I spent most of my teenage years sharing my Christian faith with others. I grew up in a Methodist church at a time when contemporary music was rare and daring. The associate pastor and his wife were wonderful musicians and they had a heart for teens. I fell into a life of singing,performing and sharing my faith quite naturally.
My high school years were filled with rehearsing and traveling in Christian musicals. Some for teens and then for whole families. I co-directed a musical with the next group of teens, and that unique era in our lives lasted well into my twenties.
As a young wife and mother I continued to be involved in every aspect of the church. My then-husband and I became youth leaders in an attempt to keep that part of our lives with us a little longer. My little children went everywhere with us, including weekend retreats and camps.
Prayer chains and Bible studies were a constant, as well as the many songs I shared as solos in church. I had a one-woman Lenten concert that encapsulated all my beliefs in songs and commentary. Soon after that my entire life fell apart and nothing in my head or heart was familiar anymore. I learned that serving on committees, teaching Sunday school and abstaining from drinking and swearing were not what being a Christian was all about. I discovered that only one thing remained in times of overwhelming pain - and that was God.
The church failed me, friends failed me, my husband most certainly failed me and I fell complettely apart. I learned through counseling that I was a human being with all the same temptations and weaknesses everyone else had. I found out that putting forth an image of being good and spotless did not make you that way. I experienced rage and terror and despair. Many people in my church stopped speaking to me. I was tired of being perfect, tired of being a good example, tired of being a Christian.
I became a single mother and looked for love in all the wrong places. I wore my friends out with my anxiety and I discovered that none of them had any idea what I was going through. I screamed "why me!" over and over at night and I prayed and I prayed and I prayed. And God held me in His arms when no one else would.
Eventually I healed and became a new, more real person. I related to Pinocchio wanting to be a real boy. I stopped being a wooden replica of a woman and actually became one, and realized that maybe that was God's plan all along.
I fell deeply in love for the first time and began a new life, but our not-the-Brady-Bunch blended family was a disaster.
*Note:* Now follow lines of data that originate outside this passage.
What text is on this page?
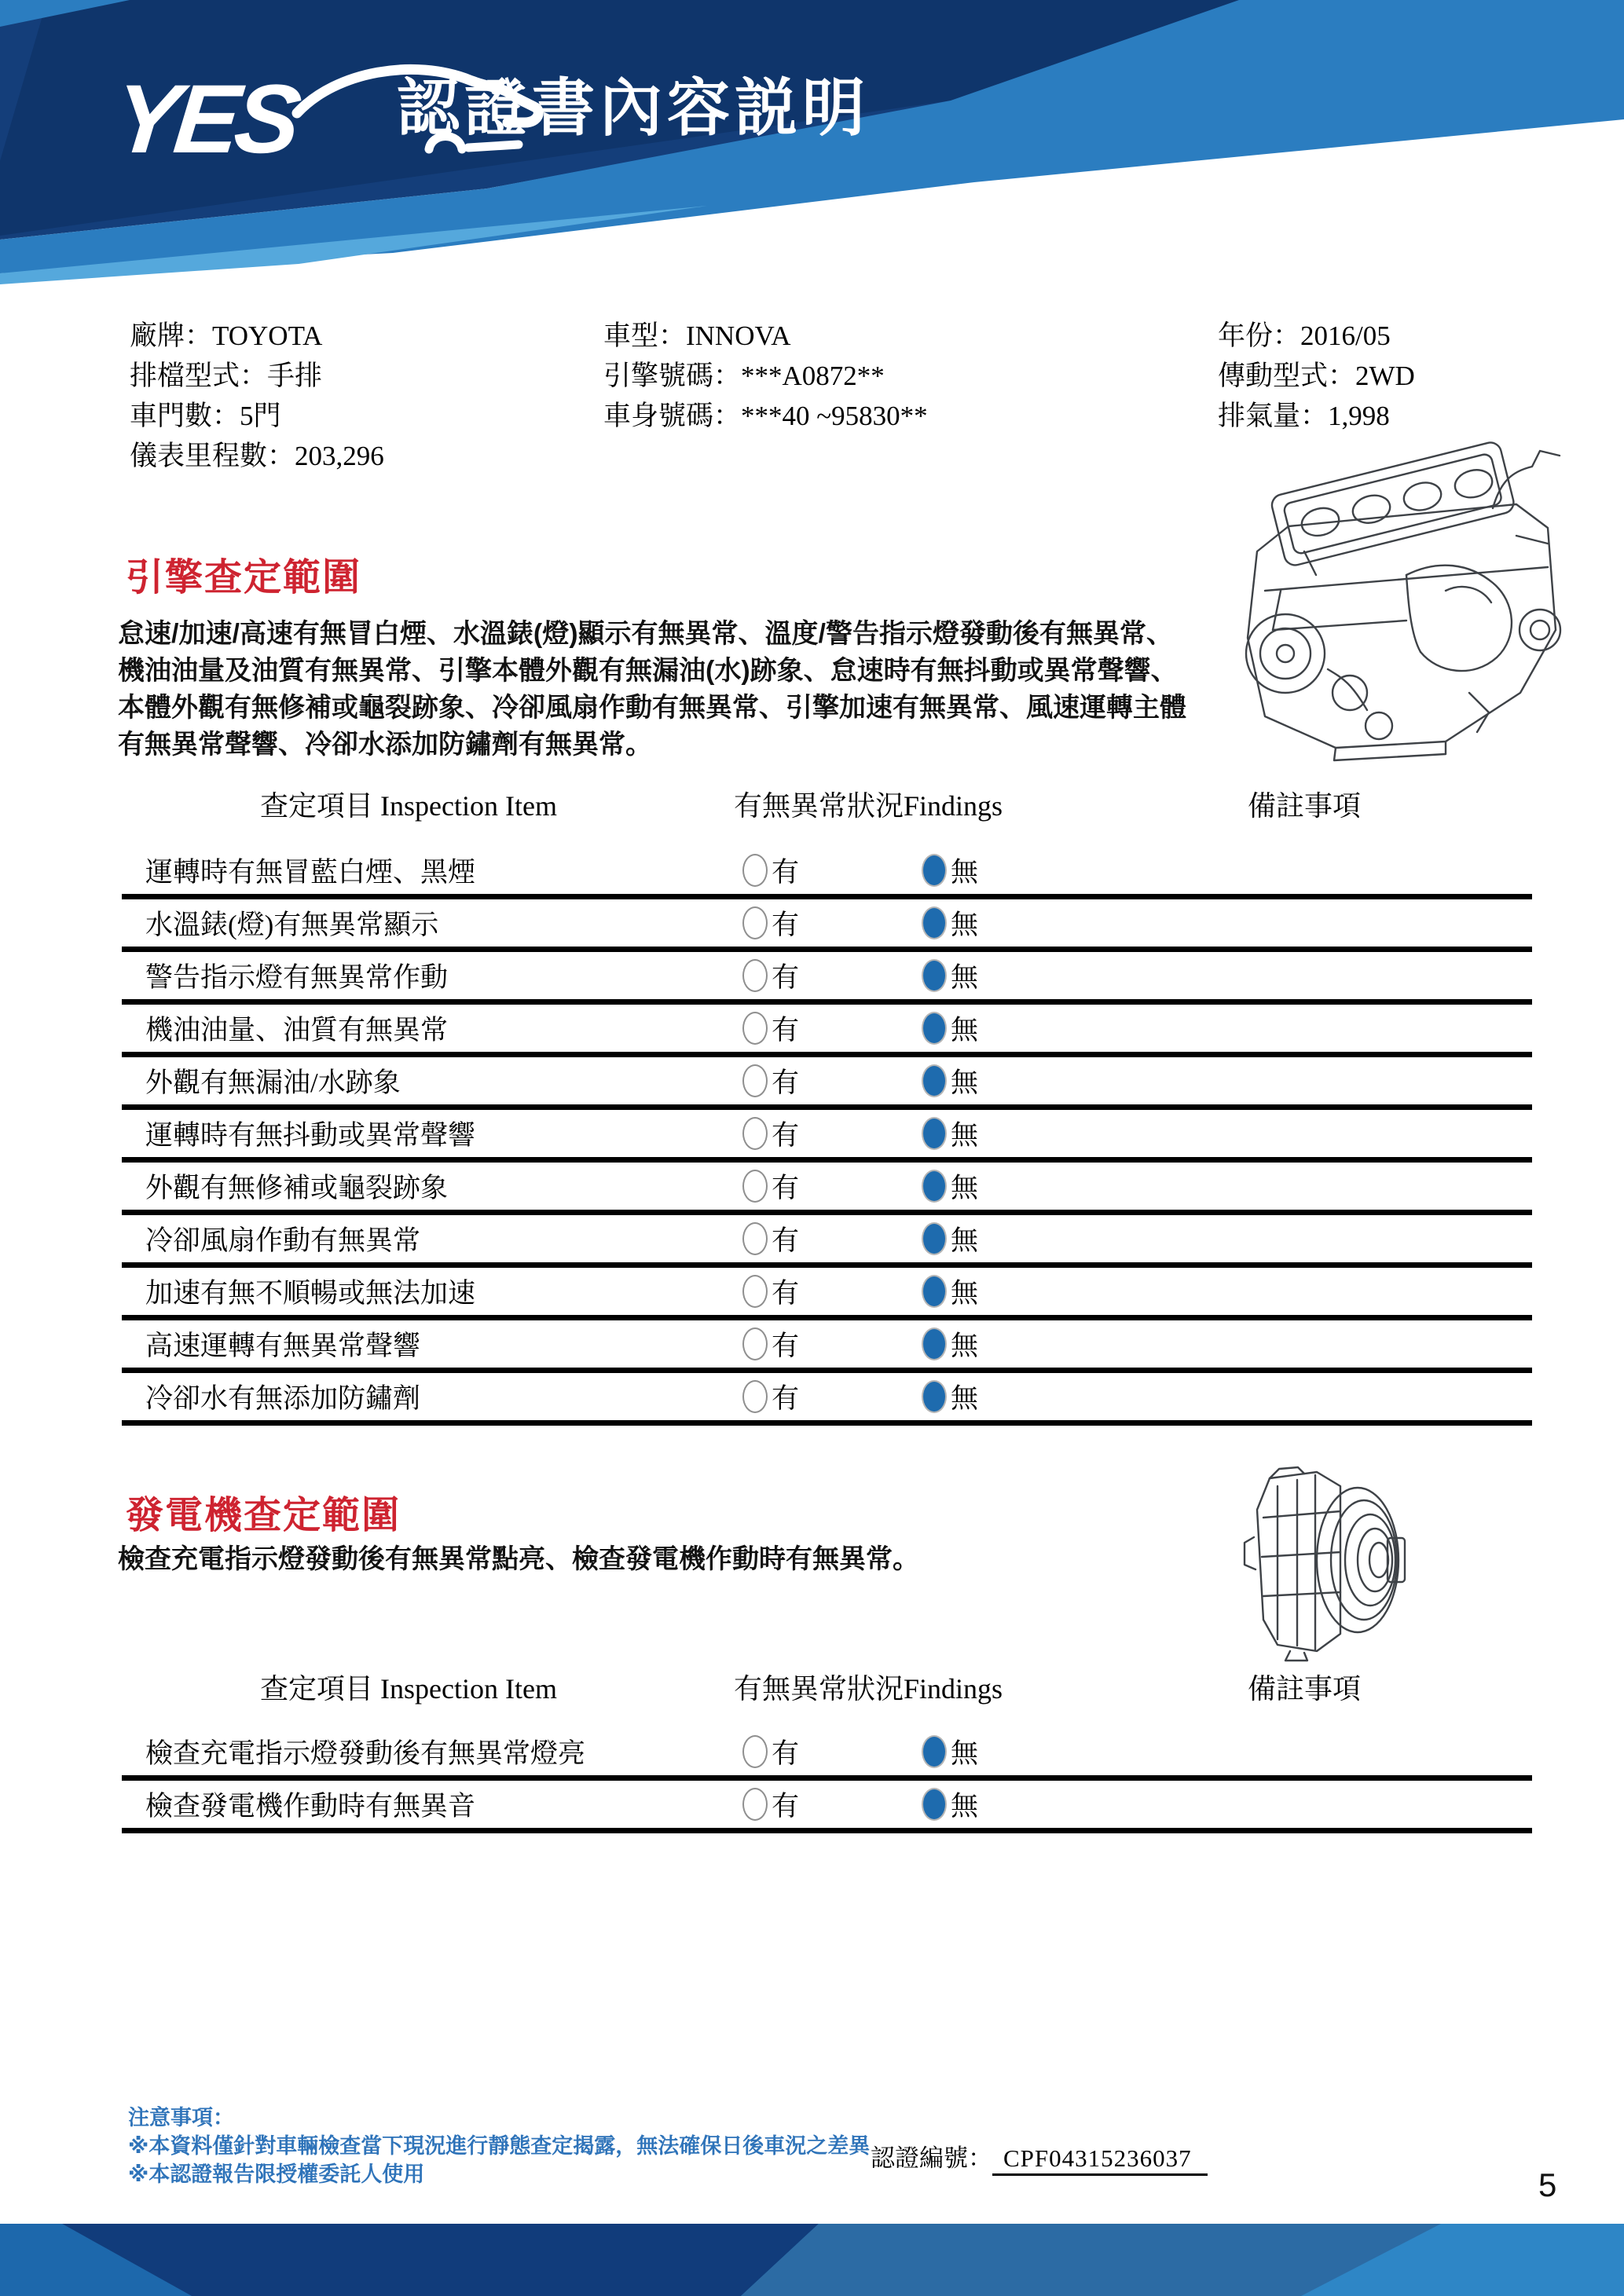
YES 認證書內容説明
廠牌：TOYOTA
排檔型式：手排
車門數：5門
儀表里程數：203,296
車型：INNOVA
引擎號碼：***A0872**
車身號碼：***40 ~95830**
年份：2016/05
傳動型式：2WD
排氣量：1,998
引擎查定範圍
怠速/加速/高速有無冒白煙、水溫錶(燈)顯示有無異常、溫度/警告指示燈發動後有無異常、
機油油量及油質有無異常、引擎本體外觀有無漏油(水)跡象、怠速時有無抖動或異常聲響、
本體外觀有無修補或龜裂跡象、冷卻風扇作動有無異常、引擎加速有無異常、風速運轉主體
有無異常聲響、冷卻水添加防鏽劑有無異常。
查定項目 Inspection Item	有無異常狀況Findings	備註事項
運轉時有無冒藍白煙、黑煙	有	無
水溫錶(燈)有無異常顯示	有	無
警告指示燈有無異常作動	有	無
機油油量、油質有無異常	有	無
外觀有無漏油/水跡象	有	無
運轉時有無抖動或異常聲響	有	無
外觀有無修補或龜裂跡象	有	無
冷卻風扇作動有無異常	有	無
加速有無不順暢或無法加速	有	無
高速運轉有無異常聲響	有	無
冷卻水有無添加防鏽劑	有	無
發電機查定範圍
檢查充電指示燈發動後有無異常點亮、檢查發電機作動時有無異常。
查定項目 Inspection Item	有無異常狀況Findings	備註事項
檢查充電指示燈發動後有無異常燈亮	有	無
檢查發電機作動時有無異音	有	無
注意事項：
※本資料僅針對車輛檢查當下現況進行靜態查定揭露，無法確保日後車況之差異
※本認證報告限授權委託人使用
認證編號： CPF04315236037
5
How could God let this happen to me again? Wait. Stop. God didn't make it happen. I chose it. Now I needed Him again.
Then to top it off my beloved church left me. Literally. Picked up and moved to another community, dividing the church family and obliterating everything it had once been in my life. I was beyond heartbroken. So,even people who love you let you down, and the fallible human-led church let's you down, and what do you have? Just God.
My son and I sat in the parking lot of the church - the one we'd both grown up in, the one he'd been baptized in by that same pastor I grew up with (and he's named after), the church I'd hoped my children would be married in, just as I was, - and I said: "This has nothing to do with God. He didn't do this. People did this. " But, of course, teenagers love a good excuse to hate church and my church-raised children were no exception. Shit.
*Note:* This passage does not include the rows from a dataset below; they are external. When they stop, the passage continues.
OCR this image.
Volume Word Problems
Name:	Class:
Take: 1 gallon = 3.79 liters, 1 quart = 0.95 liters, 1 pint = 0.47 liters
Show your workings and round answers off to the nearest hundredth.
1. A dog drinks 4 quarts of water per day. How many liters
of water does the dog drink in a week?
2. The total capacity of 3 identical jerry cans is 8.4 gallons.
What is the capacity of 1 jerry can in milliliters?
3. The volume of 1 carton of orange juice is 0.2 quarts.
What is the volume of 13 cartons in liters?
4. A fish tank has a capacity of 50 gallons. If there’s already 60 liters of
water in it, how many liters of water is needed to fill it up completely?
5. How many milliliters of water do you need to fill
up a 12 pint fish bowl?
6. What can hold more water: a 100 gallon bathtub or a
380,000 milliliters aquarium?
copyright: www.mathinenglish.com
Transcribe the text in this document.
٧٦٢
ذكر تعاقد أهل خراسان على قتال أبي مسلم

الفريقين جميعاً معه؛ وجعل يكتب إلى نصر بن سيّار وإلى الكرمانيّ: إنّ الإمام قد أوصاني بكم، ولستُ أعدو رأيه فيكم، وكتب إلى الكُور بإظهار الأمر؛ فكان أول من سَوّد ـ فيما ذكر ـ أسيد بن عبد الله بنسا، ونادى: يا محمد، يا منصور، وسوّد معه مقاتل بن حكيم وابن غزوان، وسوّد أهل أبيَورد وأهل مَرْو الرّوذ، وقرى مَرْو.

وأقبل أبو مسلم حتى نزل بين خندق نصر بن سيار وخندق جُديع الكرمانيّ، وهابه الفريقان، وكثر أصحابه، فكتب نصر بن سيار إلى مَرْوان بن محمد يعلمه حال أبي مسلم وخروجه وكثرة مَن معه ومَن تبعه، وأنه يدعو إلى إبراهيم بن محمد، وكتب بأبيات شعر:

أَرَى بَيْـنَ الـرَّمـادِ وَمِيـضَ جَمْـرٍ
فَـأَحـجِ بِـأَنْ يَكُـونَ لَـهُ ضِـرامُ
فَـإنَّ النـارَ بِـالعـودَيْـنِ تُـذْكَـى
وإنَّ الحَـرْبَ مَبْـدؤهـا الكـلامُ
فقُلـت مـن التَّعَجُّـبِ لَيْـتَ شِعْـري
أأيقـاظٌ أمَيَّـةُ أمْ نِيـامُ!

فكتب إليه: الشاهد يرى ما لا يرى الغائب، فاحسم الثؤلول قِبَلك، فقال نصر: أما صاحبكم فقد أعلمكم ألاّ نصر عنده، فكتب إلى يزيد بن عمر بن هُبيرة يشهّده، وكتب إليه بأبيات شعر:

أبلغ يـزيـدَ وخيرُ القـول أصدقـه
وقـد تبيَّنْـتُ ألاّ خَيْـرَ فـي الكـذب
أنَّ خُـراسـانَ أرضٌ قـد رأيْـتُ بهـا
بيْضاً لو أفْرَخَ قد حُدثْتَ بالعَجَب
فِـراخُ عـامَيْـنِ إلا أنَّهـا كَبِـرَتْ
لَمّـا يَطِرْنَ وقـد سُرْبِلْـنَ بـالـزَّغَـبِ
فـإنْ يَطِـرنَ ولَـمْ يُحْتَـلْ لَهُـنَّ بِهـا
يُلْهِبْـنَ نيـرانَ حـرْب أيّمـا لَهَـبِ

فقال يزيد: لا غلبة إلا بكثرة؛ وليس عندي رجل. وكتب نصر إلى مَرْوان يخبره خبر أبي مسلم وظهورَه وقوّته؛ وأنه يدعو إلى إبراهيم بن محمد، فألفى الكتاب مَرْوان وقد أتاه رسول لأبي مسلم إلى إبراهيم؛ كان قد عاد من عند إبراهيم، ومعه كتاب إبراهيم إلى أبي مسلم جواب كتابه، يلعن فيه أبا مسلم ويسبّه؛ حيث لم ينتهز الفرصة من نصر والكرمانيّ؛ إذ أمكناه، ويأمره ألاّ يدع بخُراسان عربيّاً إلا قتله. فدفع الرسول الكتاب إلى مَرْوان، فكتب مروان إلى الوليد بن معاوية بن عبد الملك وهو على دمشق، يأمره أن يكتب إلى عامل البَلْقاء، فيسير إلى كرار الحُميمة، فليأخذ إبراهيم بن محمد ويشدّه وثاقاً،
I continued my new life with a new husband and a new church, but somehow all the trappings of my very Christian life seemed irrelevant now. Don't get me wrong - my faith stayed strong. God is still in my heart and soul. But that's just my point. Although I see nothing wrong with churches and bible studies and prayer chains - they won't save you. Only God will save you. Only God will love you when no one else does.
In the '70's I was strumming my guitar and singing Christian camp songs and listening to John Denver and James Taylor on the side. I have to admit I deeply regret missing a lot of amazing music that was surfacing at the time. In the '80's I was listening to Amy Grant and Michael W. Smith. There was one simple Amy Grant song, written in 1986, that has always stuck with me, and I've always thought it says it all.
In a little while we'll be with the Father, can't you see Him smile.
In a little while we'll be home forever, in a while.
We're just here to learn to love Him and we'll be home, in a little while.
(From the album "Age to Age". Song by Grant, Chapman, Bannister, Keister)
We're just here to learn to love Him.
To me that line puts all of life in perspective. If you've met God and let Him into your life, then you love Him and you can rest in the knowledge of a loving eternity. This world will shortly be left behind. Earthly life is the time He gives us to choose, to know Him, to use what He's given us. This is your chance. Right now.
I made a stupendous effort to not be a part of the worldly world in my youth, and I succeeded, but at a cost. I believe that my life crisis was used by God to wake me up to the world I really live in. A beautiful world, full of experiences and joy and heartache. It's brief. It's amazing. It's the human experience.